Nel regolamento si prevedono una serie di strumenti a sostegno dell'uscita dai campi. Tra questi c'è il contributo una tantum di 6mila euro per la locazione di immobili, ristrutturazione di case proprie o per trovare ospitalità altrove. Sono previsti anche strumenti di accompagnamento al lavoro in progetti con il terzo settore e in percorsi già essere per tutti i cittadini. Per la cifra dell'una tantum si è preso in considerazione il minimo del contributo previsto dal bando Scanso sfratti che va da 6mila a 12mila euro. 
OPPOSIZIONE ALL'ATTACCO

Il consigliere comunale del Carroccio, Marco Curcio, parte all'attacco: "il premio di uscita dai campi nomadi non è la soluzione, ma solo una vergogna e costerà ai pratesi 300mila euro dato che le famiglie sono una cinquantina. Di loro lavora meno del 10% mentre la media italiana è opposta, coi disoccupati e non gli occupati al 9%. I nomadi presenti sono cittadini italiani e devono essere trattati come gli altri, senza privilegi: quando finiranno questi 6.000 euro di bonus, con quali soldi pagheranno l'affitto delle case? Penso che una cosa così sia veramente incredibile, mentre famiglie, commercianti e artigiani sono alla canna del gas dopo la pandemia, il Comune pagherà l'affitto per un anno alle famiglie nomadi e tutto per chiudere i quattro campi che sono da smantellare invece solo perchè insicuri e segno di degrado".

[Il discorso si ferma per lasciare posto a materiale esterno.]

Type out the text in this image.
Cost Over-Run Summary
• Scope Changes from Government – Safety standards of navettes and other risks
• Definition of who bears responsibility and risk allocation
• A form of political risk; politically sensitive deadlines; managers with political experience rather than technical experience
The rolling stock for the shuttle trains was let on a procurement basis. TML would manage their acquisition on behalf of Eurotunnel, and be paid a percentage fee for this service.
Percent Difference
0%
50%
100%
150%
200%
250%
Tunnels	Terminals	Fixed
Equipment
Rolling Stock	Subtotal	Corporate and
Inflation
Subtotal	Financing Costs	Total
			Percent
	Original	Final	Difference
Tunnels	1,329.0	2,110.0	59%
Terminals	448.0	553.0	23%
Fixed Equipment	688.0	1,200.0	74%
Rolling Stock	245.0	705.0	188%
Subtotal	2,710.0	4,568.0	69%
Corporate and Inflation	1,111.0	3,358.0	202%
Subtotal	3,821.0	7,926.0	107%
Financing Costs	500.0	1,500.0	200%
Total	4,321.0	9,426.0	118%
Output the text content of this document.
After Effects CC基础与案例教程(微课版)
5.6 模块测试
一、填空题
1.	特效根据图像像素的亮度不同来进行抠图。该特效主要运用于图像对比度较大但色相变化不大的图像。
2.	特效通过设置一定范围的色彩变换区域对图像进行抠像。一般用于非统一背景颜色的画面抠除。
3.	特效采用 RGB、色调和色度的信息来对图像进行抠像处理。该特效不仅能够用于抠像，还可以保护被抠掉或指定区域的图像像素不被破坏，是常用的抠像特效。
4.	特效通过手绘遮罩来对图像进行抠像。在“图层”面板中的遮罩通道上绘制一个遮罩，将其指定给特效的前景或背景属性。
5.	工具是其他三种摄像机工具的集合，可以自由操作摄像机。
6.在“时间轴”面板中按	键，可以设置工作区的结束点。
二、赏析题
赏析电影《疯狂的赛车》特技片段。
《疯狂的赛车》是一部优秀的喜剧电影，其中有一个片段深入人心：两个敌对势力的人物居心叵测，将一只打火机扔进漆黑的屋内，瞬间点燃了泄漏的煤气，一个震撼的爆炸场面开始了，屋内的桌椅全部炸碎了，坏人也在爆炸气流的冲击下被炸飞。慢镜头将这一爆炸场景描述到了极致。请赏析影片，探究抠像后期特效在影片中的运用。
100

"È assolutamente inaccettabile quello che vuol fare l'amministrazione comunale – commenta invece Patrizia Ovattoni, consigliera d'opposizione -. Ci sono famiglie e imprese che sono alla fame e stanno chiudendo e la giunta pensa di andare a sostenere chi, invece, non ne ha bisogno. Non ci dimentichiamo – sottolinea Ovattoni – che i nomadi presenti a Prato sono cittadini italiani e quindi devono essere trattati come tutti gli altri. Quindi i campi devono essere chiusi ma i loro abitanti, al pari di tutti gli altri italiani, devono andarsi a trovare un lavoro e un alloggio".